2.6.4 Control and Safety

Chapter Topics Time
PWM Control Interactive PWM calculator, duty cycle formulas, frequency selection, ESP32 configuration 20 min
Safety and Protection Flyback diodes, watchdog timers, fail-safe design, common pitfalls 20 min

2.6.5 Practice and Assessment

Chapter Topics Time
Hands-On Labs Wokwi simulations, DC motor lab, servo gripper, multi-actuator projects, PID control 60 min
Assessment and Reference Interactive quiz, quick reference cards, troubleshooting guide, summary 30 min

2.7 Actuator Selection Decision Flow

Selecting the right actuator for an IoT application depends on the type of physical action needed:

Flowchart guiding actuator selection based on the required action type. Starting from the question What action is needed, it branches into Motion (leading to DC, servo, or stepper motors), Switching (leading to relays or solenoids), Visual Output (leading to LEDs or displays), and Audio Output (leading to buzzers or speakers).

2.8 Worked Example: Smart Greenhouse Actuator System

Real-World Scenario: Designing the Actuator System for a Smart Greenhouse

Problem: A school wants to automate their greenhouse. They need to control temperature, lighting, and watering based on sensor readings. Your task is to select and size the actuators.

Requirements gathered from sensors:

Parameter Sensor Reading Target Range Action Needed
Temperature 35 C 20-28 C Cool the greenhouse
Soil moisture 15% 40-60% Water the plants
Light level 200 lux (cloudy) 500-1000 lux Supplement lighting
Door status Open Closed at night Lock the door

Step 1: Match each action to an actuator type

  • Cooling: 12V DC fan motor (continuous airflow needed, so DC motor is the right choice)
  • Watering: 12V solenoid valve (open/close water flow – linear push/pull action)
  • Lighting: LED grow light strip controlled via MOSFET (PWM dimming for brightness)
  • Door lock: 12V solenoid lock (linear push/pull for latch mechanism)

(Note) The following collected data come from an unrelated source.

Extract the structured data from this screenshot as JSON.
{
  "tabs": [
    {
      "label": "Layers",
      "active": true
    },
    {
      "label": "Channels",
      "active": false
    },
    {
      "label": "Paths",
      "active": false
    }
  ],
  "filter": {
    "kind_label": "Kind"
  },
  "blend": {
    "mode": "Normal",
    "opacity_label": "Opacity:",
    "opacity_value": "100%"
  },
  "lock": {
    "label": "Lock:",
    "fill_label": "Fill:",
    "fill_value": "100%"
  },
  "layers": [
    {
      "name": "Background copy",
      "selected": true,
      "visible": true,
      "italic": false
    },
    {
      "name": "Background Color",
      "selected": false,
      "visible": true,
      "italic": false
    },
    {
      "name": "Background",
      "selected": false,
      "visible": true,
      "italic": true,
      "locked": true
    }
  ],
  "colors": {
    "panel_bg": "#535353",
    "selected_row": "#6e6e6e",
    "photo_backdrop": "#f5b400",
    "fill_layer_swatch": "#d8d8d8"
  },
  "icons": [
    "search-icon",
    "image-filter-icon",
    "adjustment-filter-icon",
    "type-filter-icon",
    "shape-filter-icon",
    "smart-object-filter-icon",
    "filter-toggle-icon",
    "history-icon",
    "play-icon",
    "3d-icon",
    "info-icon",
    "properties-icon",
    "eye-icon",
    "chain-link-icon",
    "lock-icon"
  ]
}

Step 2: Determine power requirements

Actuator Voltage Current Draw Driver Needed
DC fan motor 12V 350 mA L298N H-bridge or MOSFET
Solenoid valve 12V 800 mA TIP120 transistor + flyback diode
LED grow light 12V 1.5 A IRLZ44N MOSFET
Solenoid lock 12V 600 mA TIP120 transistor + flyback diode

Total current: 350 + 800 + 1500 + 600 = 3,250 mA = 3.25 A at 12V

Power supply selection: A 12V 5A power supply provides adequate headroom (never use a supply at more than 80% rated capacity for reliability).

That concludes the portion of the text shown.